Der Premierenabend am 30. September 1872 verlief für Daudet und Bizet verheerend. Honoratioren, mit denen der Saal gefüllt war, schwatzten während der Ouvertüre und der Zwischenaktmusiken, wenngleich Bizets Menuett zwischen den Akten II und III großen Anklang fand. Daudet berichtete an Camille Bellaigue, dass sie, während der Abend sich dahinschleppte, das Gefühl hatten, als würden sie mit einem Mühlstein um den Hals ersäuft. 50 Jahre später erinnerte sich Madame Daudet, wie beim Auftritt der Mutter Renaud im III. Akt Jean-Hippolyte de Villemessant, der einflussreiche Herausgeber des Figaro, die Tür zu seiner Loge zuschmetterte und bekundete: «Wie tödlich langweilig doch all diese alten Weiber sind!» L’Arlésienne wurde nach der 19. Aufführung vom Spielplan genommen (18. Oktober 1872).

Der Musikkritiker und -wissenschaftler Arthur Pougin fand anerkennende Worte für Bizets kunstfertige Instrumentation, bezeichnete L’Arlésienneaber als ein wenig blass und monoton. Sie gebe die warmen Sonnenstrahlen der Provence nicht wieder. Außerdem beschwerte er sich darüber, dass man das provenzalische Tambourin durch eine gewöhnliche kleine Trommel (Tambour) ersetzt hatte. Im Großen und Ganzen kam Bizet jedoch wesentlich besser davon als Daudet.
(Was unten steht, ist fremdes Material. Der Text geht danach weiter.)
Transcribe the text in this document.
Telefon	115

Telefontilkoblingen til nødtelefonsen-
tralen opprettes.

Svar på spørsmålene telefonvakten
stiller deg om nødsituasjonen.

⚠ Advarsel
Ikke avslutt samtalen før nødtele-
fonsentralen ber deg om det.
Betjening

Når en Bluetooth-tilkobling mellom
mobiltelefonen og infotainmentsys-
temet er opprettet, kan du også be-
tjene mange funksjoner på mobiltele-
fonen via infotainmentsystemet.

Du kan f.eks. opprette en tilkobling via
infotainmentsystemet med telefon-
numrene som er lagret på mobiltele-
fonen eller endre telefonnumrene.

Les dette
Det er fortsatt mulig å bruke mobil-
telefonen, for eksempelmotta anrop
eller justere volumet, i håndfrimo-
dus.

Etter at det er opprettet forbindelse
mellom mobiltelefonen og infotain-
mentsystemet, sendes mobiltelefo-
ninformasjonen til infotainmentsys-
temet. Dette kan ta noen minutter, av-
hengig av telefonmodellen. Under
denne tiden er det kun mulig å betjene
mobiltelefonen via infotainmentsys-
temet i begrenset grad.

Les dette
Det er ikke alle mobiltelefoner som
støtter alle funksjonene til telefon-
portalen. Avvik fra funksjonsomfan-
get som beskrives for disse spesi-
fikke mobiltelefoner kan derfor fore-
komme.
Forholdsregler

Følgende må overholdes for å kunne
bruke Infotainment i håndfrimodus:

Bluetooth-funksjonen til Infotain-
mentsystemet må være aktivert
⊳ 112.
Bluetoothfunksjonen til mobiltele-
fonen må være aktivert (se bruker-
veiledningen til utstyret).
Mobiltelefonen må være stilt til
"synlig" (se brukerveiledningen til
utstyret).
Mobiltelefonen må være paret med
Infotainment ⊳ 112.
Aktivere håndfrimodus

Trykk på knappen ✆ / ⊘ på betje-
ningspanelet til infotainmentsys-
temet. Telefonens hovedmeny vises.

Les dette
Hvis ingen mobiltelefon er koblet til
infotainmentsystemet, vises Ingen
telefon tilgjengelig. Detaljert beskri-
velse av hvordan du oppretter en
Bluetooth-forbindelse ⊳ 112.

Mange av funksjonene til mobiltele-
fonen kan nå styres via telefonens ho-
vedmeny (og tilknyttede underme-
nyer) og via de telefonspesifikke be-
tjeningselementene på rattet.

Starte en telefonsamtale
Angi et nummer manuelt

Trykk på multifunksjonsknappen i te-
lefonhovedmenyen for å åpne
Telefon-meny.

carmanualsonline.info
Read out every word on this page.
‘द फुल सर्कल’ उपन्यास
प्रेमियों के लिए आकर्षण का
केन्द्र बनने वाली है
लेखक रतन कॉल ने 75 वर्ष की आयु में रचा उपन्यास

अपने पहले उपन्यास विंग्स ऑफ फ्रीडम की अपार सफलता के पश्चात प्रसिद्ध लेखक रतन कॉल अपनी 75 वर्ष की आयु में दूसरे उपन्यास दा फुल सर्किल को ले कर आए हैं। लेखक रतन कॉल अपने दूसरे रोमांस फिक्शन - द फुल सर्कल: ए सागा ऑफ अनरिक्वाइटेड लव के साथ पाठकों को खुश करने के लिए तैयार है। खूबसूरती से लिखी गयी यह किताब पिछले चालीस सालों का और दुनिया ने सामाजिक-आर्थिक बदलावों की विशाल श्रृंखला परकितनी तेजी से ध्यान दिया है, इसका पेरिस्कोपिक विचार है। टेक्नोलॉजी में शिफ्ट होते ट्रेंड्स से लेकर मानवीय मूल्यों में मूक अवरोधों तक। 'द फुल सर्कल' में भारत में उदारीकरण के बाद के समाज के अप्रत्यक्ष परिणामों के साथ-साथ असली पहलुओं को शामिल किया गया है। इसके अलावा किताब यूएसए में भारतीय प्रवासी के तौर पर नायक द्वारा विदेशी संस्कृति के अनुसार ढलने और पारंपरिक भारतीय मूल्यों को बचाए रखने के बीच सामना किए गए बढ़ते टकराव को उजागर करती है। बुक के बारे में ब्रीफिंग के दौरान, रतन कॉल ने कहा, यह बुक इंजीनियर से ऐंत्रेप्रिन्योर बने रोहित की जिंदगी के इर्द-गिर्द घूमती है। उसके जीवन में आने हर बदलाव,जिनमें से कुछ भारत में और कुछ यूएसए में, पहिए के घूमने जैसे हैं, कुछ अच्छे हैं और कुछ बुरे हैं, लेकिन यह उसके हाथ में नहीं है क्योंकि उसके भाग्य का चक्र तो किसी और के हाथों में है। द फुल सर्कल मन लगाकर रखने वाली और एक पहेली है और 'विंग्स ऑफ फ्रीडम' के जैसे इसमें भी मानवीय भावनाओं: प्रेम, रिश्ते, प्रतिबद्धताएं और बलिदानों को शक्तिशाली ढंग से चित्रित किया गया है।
Ernest Reyer legte allen jungen Musikern nahe, sich die Musik anzuhören, und lobte die kultivierte Harmonik, die elegante Führung der Phrasen und die reizenden Details der Instrumentation. Johannès Weber schlug sogar vor, Bizet solle einzelne Stücke für die «Concerts populaires» herausnehmen und uminstrumentieren. Dort würde die entzückende Musik eher gewürdigt als im Vaudeville-Theater.
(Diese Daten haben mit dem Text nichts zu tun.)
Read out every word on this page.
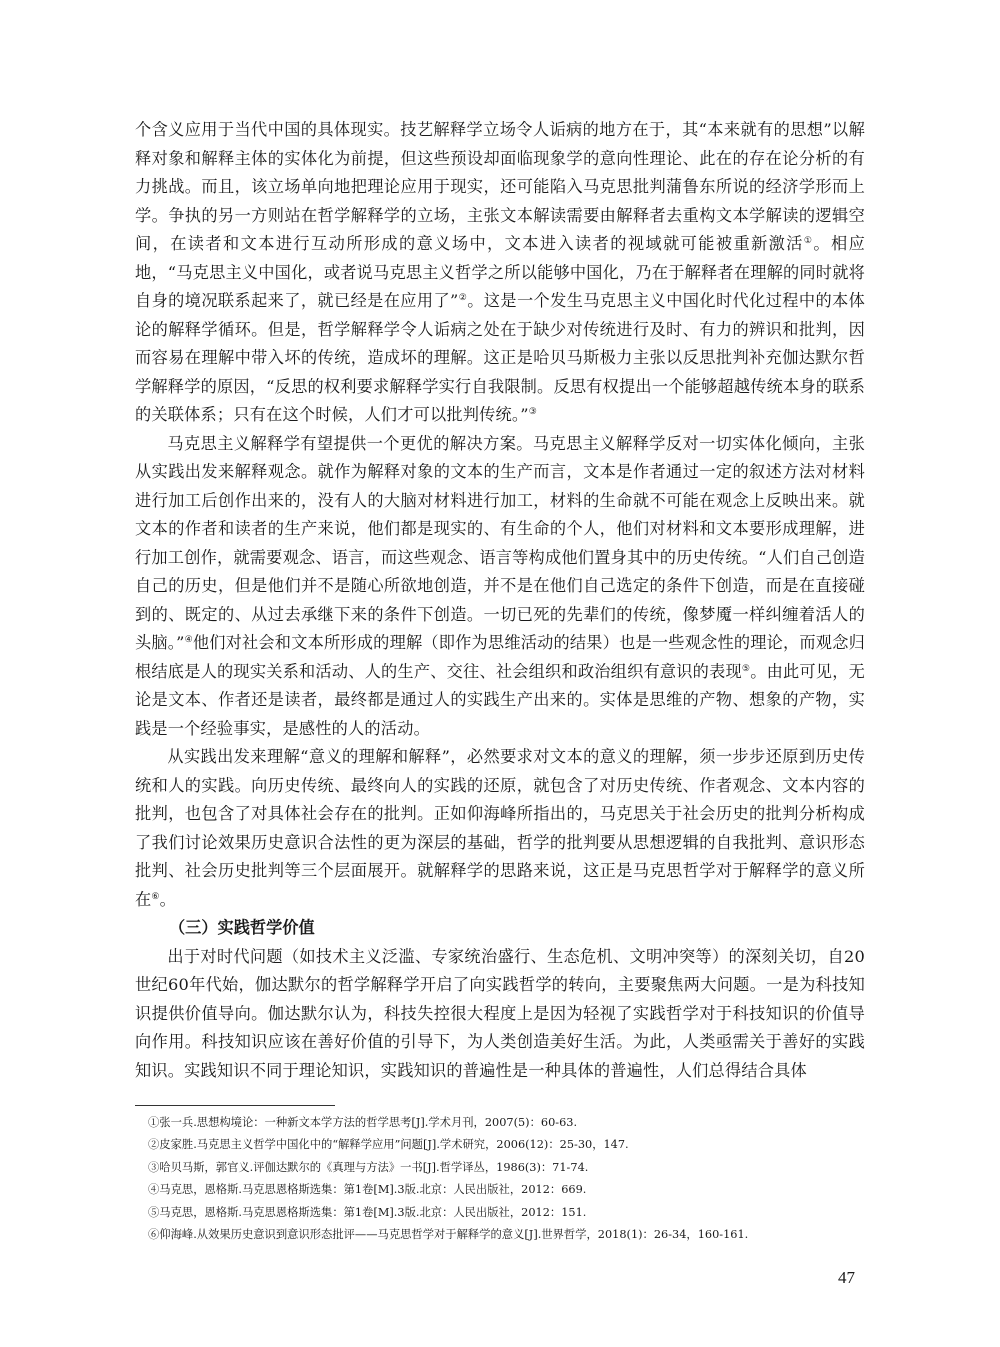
个含义应用于当代中国的具体现实。技艺解释学立场令人诟病的地方在于，其“本来就有的思想”以解释对象和解释主体的实体化为前提，但这些预设却面临现象学的意向性理论、此在的存在论分析的有力挑战。而且，该立场单向地把理论应用于现实，还可能陷入马克思批判蒲鲁东所说的经济学形而上学。争执的另一方则站在哲学解释学的立场，主张文本解读需要由解释者去重构文本学解读的逻辑空间，在读者和文本进行互动所形成的意义场中，文本进入读者的视域就可能被重新激活①。相应地，“马克思主义中国化，或者说马克思主义哲学之所以能够中国化，乃在于解释者在理解的同时就将自身的境况联系起来了，就已经是在应用了”②。这是一个发生马克思主义中国化时代化过程中的本体论的解释学循环。但是，哲学解释学令人诟病之处在于缺少对传统进行及时、有力的辨识和批判，因而容易在理解中带入坏的传统，造成坏的理解。这正是哈贝马斯极力主张以反思批判补充伽达默尔哲学解释学的原因，“反思的权利要求解释学实行自我限制。反思有权提出一个能够超越传统本身的联系的关联体系；只有在这个时候，人们才可以批判传统。”③

马克思主义解释学有望提供一个更优的解决方案。马克思主义解释学反对一切实体化倾向，主张从实践出发来解释观念。就作为解释对象的文本的生产而言，文本是作者通过一定的叙述方法对材料进行加工后创作出来的，没有人的大脑对材料进行加工，材料的生命就不可能在观念上反映出来。就文本的作者和读者的生产来说，他们都是现实的、有生命的个人，他们对材料和文本要形成理解，进行加工创作，就需要观念、语言，而这些观念、语言等构成他们置身其中的历史传统。“人们自己创造自己的历史，但是他们并不是随心所欲地创造，并不是在他们自己选定的条件下创造，而是在直接碰到的、既定的、从过去承继下来的条件下创造。一切已死的先辈们的传统，像梦魇一样纠缠着活人的头脑。”④他们对社会和文本所形成的理解（即作为思维活动的结果）也是一些观念性的理论，而观念归根结底是人的现实关系和活动、人的生产、交往、社会组织和政治组织有意识的表现⑤。由此可见，无论是文本、作者还是读者，最终都是通过人的实践生产出来的。实体是思维的产物、想象的产物，实践是一个经验事实，是感性的人的活动。

从实践出发来理解“意义的理解和解释”，必然要求对文本的意义的理解，须一步步还原到历史传统和人的实践。向历史传统、最终向人的实践的还原，就包含了对历史传统、作者观念、文本内容的批判，也包含了对具体社会存在的批判。正如仰海峰所指出的，马克思关于社会历史的批判分析构成了我们讨论效果历史意识合法性的更为深层的基础，哲学的批判要从思想逻辑的自我批判、意识形态批判、社会历史批判等三个层面展开。就解释学的思路来说，这正是马克思哲学对于解释学的意义所在⑥。

（三）实践哲学价值

出于对时代问题（如技术主义泛滥、专家统治盛行、生态危机、文明冲突等）的深刻关切，自20世纪60年代始，伽达默尔的哲学解释学开启了向实践哲学的转向，主要聚焦两大问题。一是为科技知识提供价值导向。伽达默尔认为，科技失控很大程度上是因为轻视了实践哲学对于科技知识的价值导向作用。科技知识应该在善好价值的引导下，为人类创造美好生活。为此，人类亟需关于善好的实践知识。实践知识不同于理论知识，实践知识的普遍性是一种具体的普遍性，人们总得结合具体

①张一兵.思想构境论：一种新文本学方法的哲学思考[J].学术月刊，2007(5)：60-63.
②皮家胜.马克思主义哲学中国化中的“解释学应用”问题[J].学术研究，2006(12)：25-30，147.
③哈贝马斯，郭官义.评伽达默尔的《真理与方法》一书[J].哲学译丛，1986(3)：71-74.
④马克思，恩格斯.马克思恩格斯选集：第1卷[M].3版.北京：人民出版社，2012：669.
⑤马克思，恩格斯.马克思恩格斯选集：第1卷[M].3版.北京：人民出版社，2012：151.
⑥仰海峰.从效果历史意识到意识形态批评——马克思哲学对于解释学的意义[J].世界哲学，2018(1)：26-34，160-161.
47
Bizet muss sich ziemlich beeilt haben, Webers Anregung zu folgen, denn die Uraufführung der ersten Arlésienne-Suite fand schon sechs Wochen darauf in Jules Pasdeloups Concerts populaires am 10. November 1872 statt. In jenen Wochen hat Bizet die Stücke für großes Orchester uminstrumentiert, sechs Takte für die Coda des Minuetto (Intermezzo) neu komponiert und eine geschickte Überleitung geschrieben, um die relativ unterschiedlichen Stücke Carillon (3/4-Takt) und Pastorale (6/8-Takt) miteinander zu verbinden.